Retomando a provocação feita no título, pergunta-se: sobre qual tipo de homem livre nos referimos quando afirmamos essa busca incessante? De um lado, grupos extremistas apelam para a liberdade total das falas e dos gestos (incluindo aqui a violência, a sabotagem, a pirataria e toda a gama de ações politicamente incorretas); de outro, vozes pela manutenção da civilização como projeto de bem-estar e domesticação. É babilônico o momento atual da cultura.

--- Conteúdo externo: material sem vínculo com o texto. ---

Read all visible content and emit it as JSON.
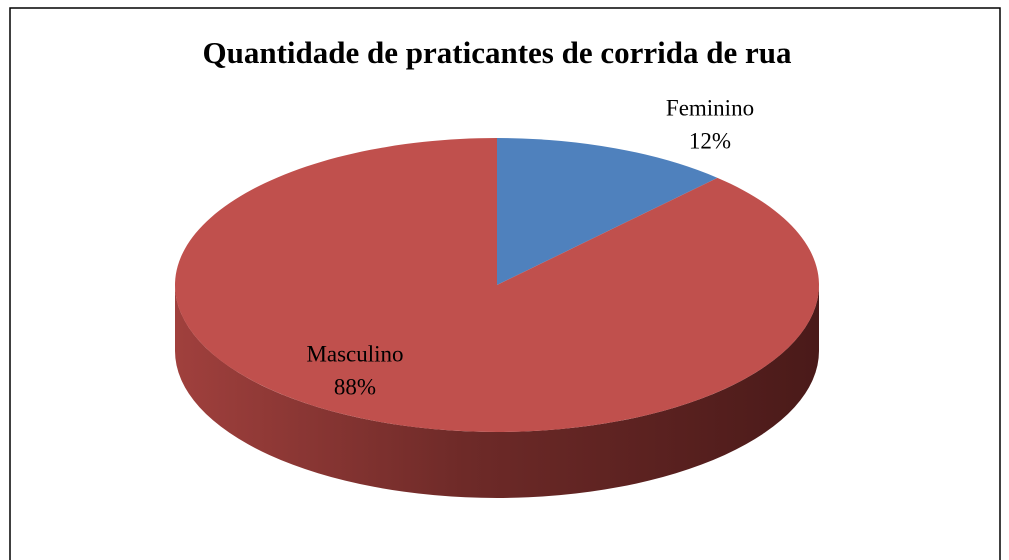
{
  "chart_data": {
    "type": "pie3d",
    "title": "Quantidade de praticantes de corrida de rua",
    "categories": [
      "Feminino",
      "Masculino"
    ],
    "values": [
      12,
      88
    ],
    "value_labels": [
      "12%",
      "88%"
    ],
    "colors": [
      "#4f81bd",
      "#c0504d"
    ]
  }
}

No filme As Pequenas Margaridas (1966), da cineasta checa Vera Chytilová, o banquete é a metáfora para a profanação / Foto: Divulgação

Pensando nas tarefas de cada momento histórico, parece-me que podemos afirmar alguns fatos: a Idade Média pretendia oferecer segurança pela religião – trazendo a moral e a ética como utensílios ao comportamento humano; de maneira oposta, a Modernidade órfã abandona a segurança paterna para proporcionar prazer ao homem, iniciando um processo político e tecnológico que, se não encerra os problemas humanos, confere espaços de visibilidade a novas propostas de sociabilidade. Assim, parece ser tarefa da contemporaneidade prometer a felicidade (o prazeroso, o erótico, o heroico) como compromisso das lutas identitárias, do consumismo e da autocomunicação.

Contrariando a conclusão freudiana, pensamos ser possível uma vida sem a patologia das comunidades, mas poderia o século XXI ser aquele que comprova a possibilidade de existência de uma vida em grupo menos neurótica? Afirmando que o desenvolvimento cultural e simbólico da humanidade pode dominar as pulsões instintivas e selvagens das sociedades tribais – que promessas fazemos a nós mesmos para sustentar esse otimismo latente?

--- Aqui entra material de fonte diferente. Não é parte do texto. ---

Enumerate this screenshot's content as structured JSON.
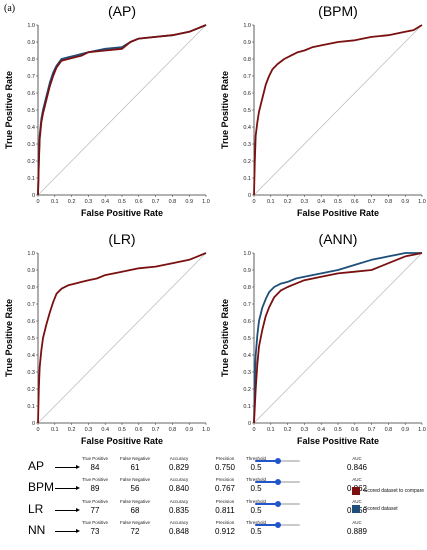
{
  "figure_label": "(a)",
  "colors": {
    "scored_to_compare": "#7a1010",
    "scored": "#1f4e79",
    "diagonal": "#bfbfbf"
  },
  "chart_data": [
    {
      "type": "line",
      "title": "(AP)",
      "xlabel": "False Positive Rate",
      "ylabel": "True Positive Rate",
      "xlim": [
        0,
        1
      ],
      "ylim": [
        0,
        1
      ],
      "ticks": [
        "0",
        "0.1",
        "0.2",
        "0.3",
        "0.4",
        "0.5",
        "0.6",
        "0.7",
        "0.8",
        "0.9",
        "1.0"
      ],
      "grid": false,
      "series": [
        {
          "color_key": "scored",
          "points": [
            [
              0,
              0
            ],
            [
              0.005,
              0.2
            ],
            [
              0.01,
              0.35
            ],
            [
              0.02,
              0.45
            ],
            [
              0.03,
              0.5
            ],
            [
              0.05,
              0.58
            ],
            [
              0.07,
              0.66
            ],
            [
              0.09,
              0.72
            ],
            [
              0.11,
              0.76
            ],
            [
              0.14,
              0.8
            ],
            [
              0.18,
              0.81
            ],
            [
              0.22,
              0.82
            ],
            [
              0.26,
              0.83
            ],
            [
              0.3,
              0.84
            ],
            [
              0.4,
              0.86
            ],
            [
              0.5,
              0.87
            ],
            [
              0.55,
              0.9
            ],
            [
              0.6,
              0.92
            ],
            [
              0.7,
              0.93
            ],
            [
              0.8,
              0.94
            ],
            [
              0.9,
              0.96
            ],
            [
              0.95,
              0.98
            ],
            [
              1,
              1
            ]
          ]
        },
        {
          "color_key": "scored_to_compare",
          "points": [
            [
              0,
              0
            ],
            [
              0.005,
              0.18
            ],
            [
              0.01,
              0.33
            ],
            [
              0.02,
              0.43
            ],
            [
              0.03,
              0.48
            ],
            [
              0.05,
              0.56
            ],
            [
              0.07,
              0.64
            ],
            [
              0.09,
              0.7
            ],
            [
              0.11,
              0.75
            ],
            [
              0.14,
              0.79
            ],
            [
              0.18,
              0.8
            ],
            [
              0.22,
              0.81
            ],
            [
              0.26,
              0.82
            ],
            [
              0.3,
              0.84
            ],
            [
              0.4,
              0.85
            ],
            [
              0.5,
              0.86
            ],
            [
              0.55,
              0.9
            ],
            [
              0.6,
              0.92
            ],
            [
              0.7,
              0.93
            ],
            [
              0.8,
              0.94
            ],
            [
              0.9,
              0.96
            ],
            [
              0.95,
              0.98
            ],
            [
              1,
              1
            ]
          ]
        }
      ]
    },
    {
      "type": "line",
      "title": "(BPM)",
      "xlabel": "False Positive Rate",
      "ylabel": "True Positive Rate",
      "xlim": [
        0,
        1
      ],
      "ylim": [
        0,
        1
      ],
      "ticks": [
        "0",
        "0.1",
        "0.2",
        "0.3",
        "0.4",
        "0.5",
        "0.6",
        "0.7",
        "0.8",
        "0.9",
        "1.0"
      ],
      "grid": false,
      "series": [
        {
          "color_key": "scored_to_compare",
          "points": [
            [
              0,
              0
            ],
            [
              0.005,
              0.2
            ],
            [
              0.01,
              0.35
            ],
            [
              0.02,
              0.43
            ],
            [
              0.03,
              0.49
            ],
            [
              0.05,
              0.57
            ],
            [
              0.07,
              0.65
            ],
            [
              0.09,
              0.7
            ],
            [
              0.11,
              0.74
            ],
            [
              0.14,
              0.77
            ],
            [
              0.18,
              0.8
            ],
            [
              0.22,
              0.82
            ],
            [
              0.26,
              0.84
            ],
            [
              0.3,
              0.85
            ],
            [
              0.35,
              0.87
            ],
            [
              0.4,
              0.88
            ],
            [
              0.5,
              0.9
            ],
            [
              0.6,
              0.91
            ],
            [
              0.7,
              0.93
            ],
            [
              0.8,
              0.94
            ],
            [
              0.9,
              0.96
            ],
            [
              0.95,
              0.97
            ],
            [
              1,
              1
            ]
          ]
        }
      ]
    },
    {
      "type": "line",
      "title": "(LR)",
      "xlabel": "False Positive Rate",
      "ylabel": "True Positive Rate",
      "xlim": [
        0,
        1
      ],
      "ylim": [
        0,
        1
      ],
      "ticks": [
        "0",
        "0.1",
        "0.2",
        "0.3",
        "0.4",
        "0.5",
        "0.6",
        "0.7",
        "0.8",
        "0.9",
        "1.0"
      ],
      "grid": false,
      "series": [
        {
          "color_key": "scored_to_compare",
          "points": [
            [
              0,
              0
            ],
            [
              0.005,
              0.2
            ],
            [
              0.01,
              0.33
            ],
            [
              0.02,
              0.43
            ],
            [
              0.03,
              0.5
            ],
            [
              0.05,
              0.58
            ],
            [
              0.07,
              0.65
            ],
            [
              0.09,
              0.71
            ],
            [
              0.11,
              0.76
            ],
            [
              0.14,
              0.79
            ],
            [
              0.18,
              0.81
            ],
            [
              0.22,
              0.82
            ],
            [
              0.26,
              0.83
            ],
            [
              0.3,
              0.84
            ],
            [
              0.35,
              0.85
            ],
            [
              0.4,
              0.87
            ],
            [
              0.5,
              0.89
            ],
            [
              0.6,
              0.91
            ],
            [
              0.7,
              0.92
            ],
            [
              0.8,
              0.94
            ],
            [
              0.9,
              0.96
            ],
            [
              0.95,
              0.98
            ],
            [
              1,
              1
            ]
          ]
        }
      ]
    },
    {
      "type": "line",
      "title": "(ANN)",
      "xlabel": "False Positive Rate",
      "ylabel": "True Positive Rate",
      "xlim": [
        0,
        1
      ],
      "ylim": [
        0,
        1
      ],
      "ticks": [
        "0",
        "0.1",
        "0.2",
        "0.3",
        "0.4",
        "0.5",
        "0.6",
        "0.7",
        "0.8",
        "0.9",
        "1.0"
      ],
      "grid": false,
      "series": [
        {
          "color_key": "scored",
          "points": [
            [
              0,
              0
            ],
            [
              0.005,
              0.25
            ],
            [
              0.01,
              0.4
            ],
            [
              0.02,
              0.52
            ],
            [
              0.03,
              0.6
            ],
            [
              0.05,
              0.68
            ],
            [
              0.07,
              0.73
            ],
            [
              0.09,
              0.77
            ],
            [
              0.12,
              0.8
            ],
            [
              0.16,
              0.82
            ],
            [
              0.2,
              0.83
            ],
            [
              0.25,
              0.85
            ],
            [
              0.3,
              0.86
            ],
            [
              0.4,
              0.88
            ],
            [
              0.5,
              0.9
            ],
            [
              0.6,
              0.93
            ],
            [
              0.7,
              0.96
            ],
            [
              0.8,
              0.98
            ],
            [
              0.85,
              0.99
            ],
            [
              0.9,
              1
            ],
            [
              1,
              1
            ]
          ]
        },
        {
          "color_key": "scored_to_compare",
          "points": [
            [
              0,
              0
            ],
            [
              0.01,
              0.2
            ],
            [
              0.02,
              0.35
            ],
            [
              0.03,
              0.45
            ],
            [
              0.05,
              0.55
            ],
            [
              0.07,
              0.63
            ],
            [
              0.09,
              0.68
            ],
            [
              0.12,
              0.74
            ],
            [
              0.16,
              0.78
            ],
            [
              0.2,
              0.8
            ],
            [
              0.25,
              0.82
            ],
            [
              0.3,
              0.84
            ],
            [
              0.4,
              0.86
            ],
            [
              0.5,
              0.88
            ],
            [
              0.6,
              0.89
            ],
            [
              0.7,
              0.9
            ],
            [
              0.75,
              0.92
            ],
            [
              0.8,
              0.94
            ],
            [
              0.85,
              0.96
            ],
            [
              0.9,
              0.98
            ],
            [
              0.95,
              0.99
            ],
            [
              1,
              1
            ]
          ]
        }
      ]
    }
  ],
  "metrics": {
    "headers": {
      "tp": "True Positive",
      "fn": "False Negative",
      "accuracy": "Accuracy",
      "precision": "Precision",
      "threshold": "Threshold",
      "auc": "AUC"
    },
    "rows": [
      {
        "model": "AP",
        "tp": "84",
        "fn": "61",
        "accuracy": "0.829",
        "precision": "0.750",
        "threshold": "0.5",
        "threshold_level": 0.5,
        "auc": "0.846"
      },
      {
        "model": "BPM",
        "tp": "89",
        "fn": "56",
        "accuracy": "0.840",
        "precision": "0.767",
        "threshold": "0.5",
        "threshold_level": 0.5,
        "auc": "0.862"
      },
      {
        "model": "LR",
        "tp": "77",
        "fn": "68",
        "accuracy": "0.835",
        "precision": "0.811",
        "threshold": "0.5",
        "threshold_level": 0.5,
        "auc": "0.856"
      },
      {
        "model": "NN",
        "tp": "73",
        "fn": "72",
        "accuracy": "0.848",
        "precision": "0.912",
        "threshold": "0.5",
        "threshold_level": 0.5,
        "auc": "0.889"
      }
    ]
  },
  "legend": [
    {
      "label": "Scored dataset to compare",
      "color_key": "scored_to_compare"
    },
    {
      "label": "Scored dataset",
      "color_key": "scored"
    }
  ]
}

Traçando uma linha tênue entre os conceitos de liberdade e livre arbítrio, já nos assumimos como a geração da massificação dos privilégios, mas não da erradicação da miséria de vida e intelectual. Por isso a necessidade de revisitarmos o passado para assumirmos novas posturas em relação ao presente. Quando me vejo livre, quem eu vejo?

A essa pergunta, nem ética e nem vergonha na cara.
Aprendamos a pensar além das vertigens do XXI.